Dalam pelajaran Qur’an-Hadits santri diarahkan kepada pemahaman dan penghayatan santri ihwal isi yang terkandung dalam qur’an dan hadits. Mata pelajaran aqidah watak berfumgsi untuk mempersembahkan pengetahuan dan bimbingan kepada santri semoga meneladani kepribadian nabi Muhammad SAW, sebagai Rasul dan hamba Allah, meyakini dan mengakibatkan Rukun Iman sebagai pedoman bekerjasama dengan Tuhannya, sesame insan dengan alam sekitar, Mata pelajaran Fiqih diarahkan untuk mendorong, membimbing, berbagi dan membina santri untuk mengetahui memahami dan menghayati syariat Islam. Sejarah Kebudayaan Islam ialah mata pelajaran yang diperlukan sanggup memperkaya pengalaman santri dengan keteladanan dari Nabi Muhammad SAW dan teman bersahabat dan tokoh Islam. Bahasa Arab sangat penting untuk penunjang pemahaman santri terhadap pemikiran agama Islam, berbagi ilmu pengetahuan Islam dan hubungan antar bangsa degan pendekatan komunikatif. Dan praktek ibadah bertujuan melakukan ibadah dan syariat agama Islam.

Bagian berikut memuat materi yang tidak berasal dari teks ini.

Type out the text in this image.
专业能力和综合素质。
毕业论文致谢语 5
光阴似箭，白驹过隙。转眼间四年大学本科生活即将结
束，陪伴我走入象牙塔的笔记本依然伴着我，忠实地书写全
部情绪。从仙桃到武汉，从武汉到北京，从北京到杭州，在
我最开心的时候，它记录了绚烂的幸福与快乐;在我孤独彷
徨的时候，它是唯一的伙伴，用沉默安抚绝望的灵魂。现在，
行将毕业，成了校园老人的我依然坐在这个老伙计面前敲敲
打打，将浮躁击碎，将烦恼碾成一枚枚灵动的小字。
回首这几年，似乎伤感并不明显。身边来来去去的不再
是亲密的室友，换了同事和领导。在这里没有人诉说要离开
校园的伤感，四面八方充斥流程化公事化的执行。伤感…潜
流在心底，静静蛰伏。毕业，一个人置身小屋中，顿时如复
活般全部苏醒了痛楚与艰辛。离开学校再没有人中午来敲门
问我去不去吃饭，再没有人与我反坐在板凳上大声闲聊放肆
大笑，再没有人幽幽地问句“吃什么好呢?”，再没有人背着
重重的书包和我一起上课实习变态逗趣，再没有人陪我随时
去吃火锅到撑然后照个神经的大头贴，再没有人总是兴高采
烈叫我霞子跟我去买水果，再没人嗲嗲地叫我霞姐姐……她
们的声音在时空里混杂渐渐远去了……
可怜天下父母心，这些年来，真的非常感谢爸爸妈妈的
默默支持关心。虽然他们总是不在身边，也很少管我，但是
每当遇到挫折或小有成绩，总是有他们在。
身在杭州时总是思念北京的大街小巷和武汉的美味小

Kurikulum Madrasah Diniyah intinya bersifat fleksibel dan akomodatif. Oleh alasannya yaitu itu, pengembangannya sanggup dilakukan oleh Departemen Agama Pusat Kantor Wilayat/Depag Propinsi dan Kantor Departemen Agama Kabupaten/Kotamadya atau oleh pengelola kegiatan pendidikan sendiri. Prinsip pokok untuk berbagi tersebut ialah tidak menyalahi hukum perundang-undangan yang berlaku ihwal pendidikan secara umum, peraturan pemerintah, keputusan Menteri Agama dan kebijakan lainnya yang berkaitan dengan penyelenggaraan madrasah diniyah.